* Soybeans fall to multi-month lows on good crop weather
* Corn bounces from four-month low on short-covering
* Wheat eases after gains on dry weather risks worldwide (Recasts with U.S. market open, adds quote, updates prices, changes byline, changes dateline from PARIS/SINGAPORE)
By Karl Plume
CHICAGO, June 8 (Reuters) - U.S. soybean futures slid for a fifth straight session on Friday and were on pace for the steepest weekly decline in 10 months as favorable U.S. crop weather and concerns over slowing export trade weighed on prices.
Corn futures edged up on short-covering after earlier dipping to multi-month lows on good Midwest crop weather. Wheat futures retreated after three days of gains on profit taking ahead of the weekend.
Rainy conditions across the heart of the Midwest farm belt have pressured grain prices this week as recently planted corn and soybean crops are off to a strong start to the growing season. The U.S. Agriculture Department’s crop condition ratings are among the highest on record for both crops.
Grain traders, meanwhile, remain cautious amid heightened trade tensions between the United States and key importers such as China and Mexico.
“We have good conditions and a fairly non-threatening forecast so we’ve taken a lot of the weather premium out. That has been compounded by uncertainty about trade,” said Ted Seifried, analyst with Zaner Ag Hedge.
“Since we continued to move forward with our tariffs, China has been very noticeably absent from the market, especially on new-crop bean purchases,” he said.
Chicago Board of Trade July soybeans fell 4-1/4 cents to $9.70 a bushel by 12:09 p.m.
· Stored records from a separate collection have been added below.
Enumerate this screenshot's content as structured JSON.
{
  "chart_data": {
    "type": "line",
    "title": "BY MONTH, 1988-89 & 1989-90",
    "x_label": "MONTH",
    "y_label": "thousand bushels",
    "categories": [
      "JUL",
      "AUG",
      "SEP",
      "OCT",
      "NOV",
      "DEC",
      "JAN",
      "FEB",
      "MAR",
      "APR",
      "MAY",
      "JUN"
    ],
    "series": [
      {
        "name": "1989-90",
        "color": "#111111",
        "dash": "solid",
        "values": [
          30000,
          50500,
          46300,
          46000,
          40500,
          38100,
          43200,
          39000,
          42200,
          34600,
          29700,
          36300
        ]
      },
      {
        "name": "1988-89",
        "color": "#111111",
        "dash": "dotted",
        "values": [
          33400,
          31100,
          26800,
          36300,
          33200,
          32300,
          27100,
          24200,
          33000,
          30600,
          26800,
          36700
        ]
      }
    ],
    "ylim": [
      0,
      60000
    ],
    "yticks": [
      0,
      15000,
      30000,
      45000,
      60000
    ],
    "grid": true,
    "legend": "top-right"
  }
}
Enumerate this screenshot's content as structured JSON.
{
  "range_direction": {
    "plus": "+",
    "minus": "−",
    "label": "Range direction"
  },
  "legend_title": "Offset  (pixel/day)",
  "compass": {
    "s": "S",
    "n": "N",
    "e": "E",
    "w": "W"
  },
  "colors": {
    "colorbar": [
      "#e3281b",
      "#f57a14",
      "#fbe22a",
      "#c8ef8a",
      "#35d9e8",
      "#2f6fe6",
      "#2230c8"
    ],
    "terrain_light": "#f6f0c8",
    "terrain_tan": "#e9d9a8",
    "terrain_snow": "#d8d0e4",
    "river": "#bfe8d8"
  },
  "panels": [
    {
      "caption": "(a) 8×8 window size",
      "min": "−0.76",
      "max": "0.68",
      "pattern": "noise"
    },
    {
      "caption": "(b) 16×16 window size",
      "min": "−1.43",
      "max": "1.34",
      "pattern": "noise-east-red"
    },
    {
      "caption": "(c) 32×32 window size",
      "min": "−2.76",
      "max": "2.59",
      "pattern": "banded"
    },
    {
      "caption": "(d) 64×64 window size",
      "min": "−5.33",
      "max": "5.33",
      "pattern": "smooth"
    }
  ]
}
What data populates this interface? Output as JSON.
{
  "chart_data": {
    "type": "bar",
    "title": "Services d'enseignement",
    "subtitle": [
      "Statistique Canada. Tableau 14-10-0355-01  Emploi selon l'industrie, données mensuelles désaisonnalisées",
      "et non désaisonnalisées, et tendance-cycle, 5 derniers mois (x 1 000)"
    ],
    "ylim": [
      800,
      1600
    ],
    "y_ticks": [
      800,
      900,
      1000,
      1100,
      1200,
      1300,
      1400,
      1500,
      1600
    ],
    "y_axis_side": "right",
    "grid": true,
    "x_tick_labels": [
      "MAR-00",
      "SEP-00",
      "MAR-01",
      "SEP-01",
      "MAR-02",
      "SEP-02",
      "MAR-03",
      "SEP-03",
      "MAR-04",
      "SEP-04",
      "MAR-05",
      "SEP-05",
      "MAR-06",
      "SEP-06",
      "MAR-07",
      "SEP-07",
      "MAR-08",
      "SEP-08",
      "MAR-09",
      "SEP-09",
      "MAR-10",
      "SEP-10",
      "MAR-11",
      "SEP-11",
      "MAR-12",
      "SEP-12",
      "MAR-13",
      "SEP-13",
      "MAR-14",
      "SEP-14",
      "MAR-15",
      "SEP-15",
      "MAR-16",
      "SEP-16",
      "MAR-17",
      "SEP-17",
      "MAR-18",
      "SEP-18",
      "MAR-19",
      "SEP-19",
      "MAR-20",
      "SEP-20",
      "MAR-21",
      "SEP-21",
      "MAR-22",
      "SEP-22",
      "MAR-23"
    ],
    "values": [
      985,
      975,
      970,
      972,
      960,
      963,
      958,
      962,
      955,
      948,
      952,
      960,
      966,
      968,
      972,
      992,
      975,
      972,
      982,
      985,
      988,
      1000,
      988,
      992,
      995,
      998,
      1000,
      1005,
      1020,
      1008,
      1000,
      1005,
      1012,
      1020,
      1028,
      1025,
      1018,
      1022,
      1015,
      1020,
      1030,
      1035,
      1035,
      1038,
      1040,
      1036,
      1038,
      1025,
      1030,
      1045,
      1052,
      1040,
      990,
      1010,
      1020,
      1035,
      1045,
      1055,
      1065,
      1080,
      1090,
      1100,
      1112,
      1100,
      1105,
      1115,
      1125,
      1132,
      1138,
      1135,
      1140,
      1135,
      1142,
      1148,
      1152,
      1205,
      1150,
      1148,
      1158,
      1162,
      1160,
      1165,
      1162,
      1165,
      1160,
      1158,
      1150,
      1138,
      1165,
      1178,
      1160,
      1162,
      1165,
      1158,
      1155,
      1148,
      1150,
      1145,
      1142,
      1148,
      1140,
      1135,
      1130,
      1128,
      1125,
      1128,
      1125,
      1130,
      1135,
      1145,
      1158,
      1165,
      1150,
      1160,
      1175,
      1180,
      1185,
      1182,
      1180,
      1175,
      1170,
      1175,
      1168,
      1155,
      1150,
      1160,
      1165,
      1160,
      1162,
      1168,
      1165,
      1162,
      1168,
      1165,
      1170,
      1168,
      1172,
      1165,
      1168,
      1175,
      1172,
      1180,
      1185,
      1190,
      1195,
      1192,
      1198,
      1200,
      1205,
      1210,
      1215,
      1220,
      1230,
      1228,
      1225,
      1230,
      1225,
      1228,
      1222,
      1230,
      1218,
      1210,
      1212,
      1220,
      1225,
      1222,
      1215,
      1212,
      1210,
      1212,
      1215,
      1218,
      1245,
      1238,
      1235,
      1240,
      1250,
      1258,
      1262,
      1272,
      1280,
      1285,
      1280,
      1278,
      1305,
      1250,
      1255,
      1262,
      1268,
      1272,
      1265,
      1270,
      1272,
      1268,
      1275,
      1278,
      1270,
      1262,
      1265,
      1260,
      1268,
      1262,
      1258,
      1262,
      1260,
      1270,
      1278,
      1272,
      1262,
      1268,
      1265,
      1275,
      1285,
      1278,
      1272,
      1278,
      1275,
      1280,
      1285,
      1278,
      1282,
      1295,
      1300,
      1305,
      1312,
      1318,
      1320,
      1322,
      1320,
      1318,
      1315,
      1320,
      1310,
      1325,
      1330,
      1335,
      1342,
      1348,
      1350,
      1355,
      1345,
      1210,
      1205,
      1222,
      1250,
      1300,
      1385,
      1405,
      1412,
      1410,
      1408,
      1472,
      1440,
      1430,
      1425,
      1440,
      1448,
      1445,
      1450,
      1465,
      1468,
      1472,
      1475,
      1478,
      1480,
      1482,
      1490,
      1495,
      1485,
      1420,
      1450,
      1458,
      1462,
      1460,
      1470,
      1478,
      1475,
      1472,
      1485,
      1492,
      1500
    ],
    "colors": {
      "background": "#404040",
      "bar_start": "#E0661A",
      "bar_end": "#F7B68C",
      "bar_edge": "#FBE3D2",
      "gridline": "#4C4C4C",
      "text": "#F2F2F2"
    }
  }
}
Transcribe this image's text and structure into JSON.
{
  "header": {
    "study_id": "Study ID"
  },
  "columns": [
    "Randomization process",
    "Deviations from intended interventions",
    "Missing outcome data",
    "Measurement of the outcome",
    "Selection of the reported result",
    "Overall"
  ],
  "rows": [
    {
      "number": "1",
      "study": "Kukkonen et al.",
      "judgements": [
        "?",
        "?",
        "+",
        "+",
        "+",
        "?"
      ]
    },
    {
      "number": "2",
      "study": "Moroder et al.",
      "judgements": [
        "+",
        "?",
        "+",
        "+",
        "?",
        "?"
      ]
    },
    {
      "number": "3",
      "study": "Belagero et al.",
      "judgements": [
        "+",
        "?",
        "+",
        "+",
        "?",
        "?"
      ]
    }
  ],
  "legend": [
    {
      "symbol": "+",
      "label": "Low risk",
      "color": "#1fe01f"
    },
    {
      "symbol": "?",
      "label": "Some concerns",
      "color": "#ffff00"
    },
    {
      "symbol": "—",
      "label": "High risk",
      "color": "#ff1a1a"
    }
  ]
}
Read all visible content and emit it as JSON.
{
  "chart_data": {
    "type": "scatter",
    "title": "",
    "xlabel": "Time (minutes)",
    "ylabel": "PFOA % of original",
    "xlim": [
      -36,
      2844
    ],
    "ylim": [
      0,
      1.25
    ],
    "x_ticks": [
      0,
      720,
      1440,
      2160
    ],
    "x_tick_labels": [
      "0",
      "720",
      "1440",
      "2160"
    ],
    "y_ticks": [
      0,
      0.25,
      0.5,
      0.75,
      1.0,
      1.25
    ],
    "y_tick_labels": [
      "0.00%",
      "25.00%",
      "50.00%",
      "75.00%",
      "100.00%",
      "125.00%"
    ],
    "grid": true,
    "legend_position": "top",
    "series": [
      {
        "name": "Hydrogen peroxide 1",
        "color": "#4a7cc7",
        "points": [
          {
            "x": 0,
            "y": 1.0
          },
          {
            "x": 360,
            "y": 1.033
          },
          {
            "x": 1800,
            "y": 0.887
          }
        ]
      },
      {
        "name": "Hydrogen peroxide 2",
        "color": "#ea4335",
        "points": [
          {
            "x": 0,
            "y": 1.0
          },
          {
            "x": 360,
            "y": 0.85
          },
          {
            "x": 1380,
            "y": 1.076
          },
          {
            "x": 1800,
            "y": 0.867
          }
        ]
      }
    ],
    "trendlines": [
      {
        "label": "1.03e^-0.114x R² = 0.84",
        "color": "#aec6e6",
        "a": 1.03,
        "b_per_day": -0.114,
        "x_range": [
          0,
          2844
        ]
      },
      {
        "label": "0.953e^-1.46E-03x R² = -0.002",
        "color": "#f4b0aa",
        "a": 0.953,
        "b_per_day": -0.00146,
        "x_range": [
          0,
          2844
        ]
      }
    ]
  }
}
CDT (1709 GMT) after hitting a low of $9.62-1/2, the contract’s lowest point since Aug. 21.
CBOT July corn was up 2-1/4 cents at $3.78-1/2 a bushel, bouncing from an earlier four-month low of $3.73-1/2. The contract is on pace for a second straight weekly decline.
Both have slipped below key moving averages.
Investors are turning their attention towards next Tuesday’s monthly crop forecasts from the U.S. Department of Agriculture.
CBOT July wheat fell 7-3/4 cents to $5.19 a bushel after three days of gains that were fuelled by concerns about crops in several major exporting countries.
Dry weather in parts of Russia, Australia and the European Union have added to worries about drought-reduced yields in the U.S. winter wheat harvest now under way.
“Dry weather in the Black Sea and Australia is supporting prices. This comes as there are also reports of lower-than-expected yields in the United States,” said Angus Thornton, analyst at Profarmer Australia.
Chicago wheat futures are forecast to remain over $5 a bushel in the second half of 2018, reflecting weather-reduced harvests in several countries, Commerzbank said on Thursday.